Any Delaware professional is human and can make errors in judgment. Unfortunately, when physicians make mistakes, it can result in harmful consequences to patients. A jury in another state awarded one woman's family $12 million for the error in judgment that her doctor made and likely resulted in her permanent brain injuries.
The 46-year-old woman was prescribed and took Coumadin, which is a strong blood thinner, for a history of blood clots. Coumadin doses are different for every person and are monitored by blood tests. Apparently, the woman's physician sent her to the emergency room for Coumadin levels that were almost four times too high for what she needed. She had a history of super therapeutic Coumadin levels and had been adequately corrected on prior emergency room visits by vitamin K or a transfusion of plasma.
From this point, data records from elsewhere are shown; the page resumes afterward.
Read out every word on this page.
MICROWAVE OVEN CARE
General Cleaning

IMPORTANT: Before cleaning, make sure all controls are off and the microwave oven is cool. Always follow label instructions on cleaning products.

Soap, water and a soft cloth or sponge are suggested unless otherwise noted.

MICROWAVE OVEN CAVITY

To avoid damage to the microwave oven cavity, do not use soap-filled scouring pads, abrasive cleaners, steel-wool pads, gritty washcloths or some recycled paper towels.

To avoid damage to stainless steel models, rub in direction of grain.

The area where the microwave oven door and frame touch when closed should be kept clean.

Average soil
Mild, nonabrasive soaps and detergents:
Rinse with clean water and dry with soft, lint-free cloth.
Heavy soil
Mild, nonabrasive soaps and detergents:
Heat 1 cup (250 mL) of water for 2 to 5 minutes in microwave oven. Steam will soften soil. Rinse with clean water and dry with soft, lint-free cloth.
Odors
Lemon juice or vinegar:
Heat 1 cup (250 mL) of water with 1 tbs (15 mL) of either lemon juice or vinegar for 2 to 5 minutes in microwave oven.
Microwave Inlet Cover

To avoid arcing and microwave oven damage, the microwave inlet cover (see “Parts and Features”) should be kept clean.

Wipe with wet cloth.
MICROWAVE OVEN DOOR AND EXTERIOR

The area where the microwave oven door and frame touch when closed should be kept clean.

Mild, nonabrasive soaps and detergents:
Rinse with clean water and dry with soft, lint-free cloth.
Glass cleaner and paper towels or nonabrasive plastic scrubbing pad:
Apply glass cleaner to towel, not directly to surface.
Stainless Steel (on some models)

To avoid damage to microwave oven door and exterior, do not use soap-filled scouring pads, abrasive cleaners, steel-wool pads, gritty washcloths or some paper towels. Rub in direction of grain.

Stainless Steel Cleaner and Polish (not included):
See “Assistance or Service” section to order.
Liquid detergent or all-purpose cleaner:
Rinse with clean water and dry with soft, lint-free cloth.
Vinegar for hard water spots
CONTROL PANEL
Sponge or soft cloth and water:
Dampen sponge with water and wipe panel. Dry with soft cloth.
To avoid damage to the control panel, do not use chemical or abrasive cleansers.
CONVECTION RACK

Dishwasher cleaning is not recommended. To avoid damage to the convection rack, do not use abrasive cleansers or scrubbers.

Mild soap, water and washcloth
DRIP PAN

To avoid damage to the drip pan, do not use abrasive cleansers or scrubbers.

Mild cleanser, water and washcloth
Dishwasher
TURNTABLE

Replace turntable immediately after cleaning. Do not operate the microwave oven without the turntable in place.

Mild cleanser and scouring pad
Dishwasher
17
Due to concerns of the woman's other reported symptoms, the emergency room physician and his medical student on duty decided to administer the woman a drug called Profilnine, which has strict parameters of when to administer it. Although the woman's blood levels were quickly corrected by the drug, she began to form blood clots. The blood clots resulted in a heart attack and a lack of oxygen to her brain. The woman now requires around-the-clock care by her family as she lives life in a chronic vegetative state. The woman qualifies for minor state Medicaid care, which relieves the family only about 20 hours per week.
Because the jury believed that the woman did not disclose all of her health history to the emergency room staff, they reduced her monetary award from $15 million to $12 million. It is rumored that the family was originally offered to settle for $1 million prior to the three-week trial, but it has not been confirmed. The family is hopeful that the jury's verdict will allow them to provide better care for the woman for the remainder of her life. Any Delaware patient who has suffered similar brain injuries as the result of medical errors could also be eligible to file a medical malpractice lawsuit in civil court.